EuGH zur Wider­recht­lichkeit des Verbringens eines Kindes in anderen EU-MitgliedstaatSofern durch Verbringung ein durch das nationale Recht übertragenes Sorgerecht verletzt wird, liegt widerrechtliche Verbringen vor

Das Verbringen eines Kindes in einen anderen Mitgliedstaat durch einen Elternteil ist nur widerrechtlich, wenn dadurch ein durch das nationale Recht übertragenes Sorgerecht verletzt wird. Eine nationale Regelung, nach der ein Vater, der nicht mit der Mutter des Kindes verheiratet ist, das Sorgerecht nur erlangen kann, wenn es ihm durch eine gerichtliche Entscheidung übertragen wird, verletzt nicht das geschützte Recht auf Achtung des Privat- und Familienlebens. Dies entschied der Gerichtshof der Europäischen Union.

Nach der Verordnung über die Zuständigkeit und die Anerkennung und Vollstreckung von Entscheidungen in Ehesachen und in Verfahren betreffend die elterliche Verantwortung ist das Verbringen eines Kindes widerrechtlich, „wenn dadurch das Sorgerecht verletzt wird, das aufgrund einer Entscheidung oder kraft Gesetzes oder aufgrund einer rechtlich verbindlichen Vereinbarung nach dem Recht des Mitgliedstaats besteht, in dem das Kind unmittelbar vor dem Verbringen … seinen gewöhnlichen Aufenthalt hatte“.

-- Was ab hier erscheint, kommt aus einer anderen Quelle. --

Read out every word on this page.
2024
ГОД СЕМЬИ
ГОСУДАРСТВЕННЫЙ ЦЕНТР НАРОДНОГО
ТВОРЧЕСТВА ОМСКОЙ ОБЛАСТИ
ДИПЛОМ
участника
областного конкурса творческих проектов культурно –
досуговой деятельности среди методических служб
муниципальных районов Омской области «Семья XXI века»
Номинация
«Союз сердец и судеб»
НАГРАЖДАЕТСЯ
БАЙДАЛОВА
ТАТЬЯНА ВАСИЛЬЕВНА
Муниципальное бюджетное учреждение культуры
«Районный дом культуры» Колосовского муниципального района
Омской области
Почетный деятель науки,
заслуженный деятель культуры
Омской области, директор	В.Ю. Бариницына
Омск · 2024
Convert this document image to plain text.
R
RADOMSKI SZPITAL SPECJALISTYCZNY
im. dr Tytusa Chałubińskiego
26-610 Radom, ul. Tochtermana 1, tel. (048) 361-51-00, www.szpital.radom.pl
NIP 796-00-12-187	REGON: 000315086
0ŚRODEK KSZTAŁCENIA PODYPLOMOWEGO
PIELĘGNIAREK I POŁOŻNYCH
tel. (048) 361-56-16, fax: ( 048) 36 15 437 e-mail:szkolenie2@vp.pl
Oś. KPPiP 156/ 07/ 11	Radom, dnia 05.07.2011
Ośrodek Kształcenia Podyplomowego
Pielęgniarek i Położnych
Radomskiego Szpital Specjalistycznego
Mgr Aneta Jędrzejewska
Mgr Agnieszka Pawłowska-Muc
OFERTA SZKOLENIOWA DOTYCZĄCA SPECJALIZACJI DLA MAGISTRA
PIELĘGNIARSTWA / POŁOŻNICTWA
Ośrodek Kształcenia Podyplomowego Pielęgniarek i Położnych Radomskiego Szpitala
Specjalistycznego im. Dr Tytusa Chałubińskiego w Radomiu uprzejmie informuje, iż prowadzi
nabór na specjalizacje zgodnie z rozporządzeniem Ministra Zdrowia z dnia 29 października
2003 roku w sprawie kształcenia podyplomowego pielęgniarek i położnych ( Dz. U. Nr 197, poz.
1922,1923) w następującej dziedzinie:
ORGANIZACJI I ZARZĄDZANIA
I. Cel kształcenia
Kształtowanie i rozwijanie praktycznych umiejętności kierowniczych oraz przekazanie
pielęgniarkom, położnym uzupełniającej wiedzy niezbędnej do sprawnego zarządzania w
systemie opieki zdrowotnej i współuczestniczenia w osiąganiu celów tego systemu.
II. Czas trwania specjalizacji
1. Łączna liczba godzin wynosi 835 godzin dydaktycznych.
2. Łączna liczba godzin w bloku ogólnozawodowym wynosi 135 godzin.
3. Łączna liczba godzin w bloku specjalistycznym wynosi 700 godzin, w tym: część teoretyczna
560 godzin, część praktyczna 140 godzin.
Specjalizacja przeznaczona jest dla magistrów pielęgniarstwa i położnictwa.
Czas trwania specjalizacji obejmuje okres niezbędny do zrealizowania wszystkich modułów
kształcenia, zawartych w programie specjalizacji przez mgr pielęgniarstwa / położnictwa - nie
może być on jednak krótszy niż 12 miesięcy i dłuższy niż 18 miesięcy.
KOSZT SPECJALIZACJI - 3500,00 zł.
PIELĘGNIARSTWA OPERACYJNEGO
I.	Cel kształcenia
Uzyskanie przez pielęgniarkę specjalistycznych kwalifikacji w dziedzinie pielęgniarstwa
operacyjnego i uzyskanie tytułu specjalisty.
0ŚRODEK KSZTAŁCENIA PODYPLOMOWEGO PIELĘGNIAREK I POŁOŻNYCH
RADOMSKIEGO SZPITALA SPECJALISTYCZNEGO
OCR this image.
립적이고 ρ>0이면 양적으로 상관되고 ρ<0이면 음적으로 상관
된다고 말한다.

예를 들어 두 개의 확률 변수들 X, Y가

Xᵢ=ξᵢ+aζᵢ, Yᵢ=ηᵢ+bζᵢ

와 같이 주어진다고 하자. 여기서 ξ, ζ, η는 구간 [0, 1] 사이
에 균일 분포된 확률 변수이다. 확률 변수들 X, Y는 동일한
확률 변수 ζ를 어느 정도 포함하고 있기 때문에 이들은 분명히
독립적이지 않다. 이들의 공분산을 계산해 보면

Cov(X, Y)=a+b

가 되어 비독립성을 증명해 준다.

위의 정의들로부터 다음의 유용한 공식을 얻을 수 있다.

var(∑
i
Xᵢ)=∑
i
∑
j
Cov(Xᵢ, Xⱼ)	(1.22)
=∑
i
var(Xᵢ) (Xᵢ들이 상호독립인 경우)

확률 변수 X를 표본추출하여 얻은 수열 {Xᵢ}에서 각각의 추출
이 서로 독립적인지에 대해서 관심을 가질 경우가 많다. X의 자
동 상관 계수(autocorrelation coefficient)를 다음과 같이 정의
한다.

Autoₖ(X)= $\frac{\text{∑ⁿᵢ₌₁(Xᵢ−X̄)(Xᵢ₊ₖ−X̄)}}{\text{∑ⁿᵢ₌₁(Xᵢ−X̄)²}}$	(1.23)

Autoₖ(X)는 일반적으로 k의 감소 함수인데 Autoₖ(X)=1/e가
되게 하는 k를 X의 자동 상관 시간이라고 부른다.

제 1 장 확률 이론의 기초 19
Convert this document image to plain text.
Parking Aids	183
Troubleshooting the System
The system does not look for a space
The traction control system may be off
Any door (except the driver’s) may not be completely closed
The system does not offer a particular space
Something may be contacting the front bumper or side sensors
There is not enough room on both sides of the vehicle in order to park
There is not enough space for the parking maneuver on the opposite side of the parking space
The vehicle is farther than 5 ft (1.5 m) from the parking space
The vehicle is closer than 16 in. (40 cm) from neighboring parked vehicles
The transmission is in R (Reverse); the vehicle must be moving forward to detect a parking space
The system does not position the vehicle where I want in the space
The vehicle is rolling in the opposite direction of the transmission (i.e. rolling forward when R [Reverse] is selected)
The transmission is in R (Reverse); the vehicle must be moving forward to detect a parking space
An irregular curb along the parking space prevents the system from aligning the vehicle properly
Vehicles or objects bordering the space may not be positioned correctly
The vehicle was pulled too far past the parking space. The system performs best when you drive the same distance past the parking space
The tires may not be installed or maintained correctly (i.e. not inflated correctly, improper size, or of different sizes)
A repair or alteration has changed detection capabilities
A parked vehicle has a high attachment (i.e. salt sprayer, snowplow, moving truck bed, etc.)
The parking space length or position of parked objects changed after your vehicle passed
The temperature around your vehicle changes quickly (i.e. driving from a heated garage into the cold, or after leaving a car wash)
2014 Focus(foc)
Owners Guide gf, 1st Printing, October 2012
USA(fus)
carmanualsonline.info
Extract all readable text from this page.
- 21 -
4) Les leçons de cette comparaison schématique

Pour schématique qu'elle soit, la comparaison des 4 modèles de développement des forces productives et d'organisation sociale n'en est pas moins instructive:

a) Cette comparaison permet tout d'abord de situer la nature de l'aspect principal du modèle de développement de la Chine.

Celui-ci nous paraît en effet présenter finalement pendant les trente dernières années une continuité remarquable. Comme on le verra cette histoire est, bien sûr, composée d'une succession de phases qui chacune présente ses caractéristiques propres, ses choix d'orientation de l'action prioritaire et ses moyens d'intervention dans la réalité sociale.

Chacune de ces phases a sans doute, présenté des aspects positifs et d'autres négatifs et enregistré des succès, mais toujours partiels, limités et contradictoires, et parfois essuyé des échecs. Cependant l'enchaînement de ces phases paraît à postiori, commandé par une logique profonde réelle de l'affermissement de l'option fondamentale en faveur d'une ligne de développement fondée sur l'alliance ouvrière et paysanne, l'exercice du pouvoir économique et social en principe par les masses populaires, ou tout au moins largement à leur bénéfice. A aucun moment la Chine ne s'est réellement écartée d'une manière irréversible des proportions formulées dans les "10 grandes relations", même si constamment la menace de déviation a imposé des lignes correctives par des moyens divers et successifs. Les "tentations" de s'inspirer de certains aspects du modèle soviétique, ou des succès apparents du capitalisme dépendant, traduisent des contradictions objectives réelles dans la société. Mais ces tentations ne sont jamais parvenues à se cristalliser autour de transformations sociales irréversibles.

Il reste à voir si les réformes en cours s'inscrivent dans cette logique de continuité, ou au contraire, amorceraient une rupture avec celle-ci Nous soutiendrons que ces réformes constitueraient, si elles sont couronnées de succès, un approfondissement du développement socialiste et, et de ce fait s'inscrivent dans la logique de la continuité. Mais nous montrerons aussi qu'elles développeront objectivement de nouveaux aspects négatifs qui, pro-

Mutter steht Sorgerecht automatisch zu – Vater muss Sorgerecht übertragen werden

Nach irischem Recht steht einem leiblichen Vater, der nicht mit der Mutter verheiratet ist, nicht automatisch ein Sorgerecht zu. Dieses kann ihm durch eine Vereinbarung zwischen den Eltern oder durch eine gerichtliche Entscheidung übertragen werden. Dagegen steht der Mutter das Sorgerecht automatisch zu.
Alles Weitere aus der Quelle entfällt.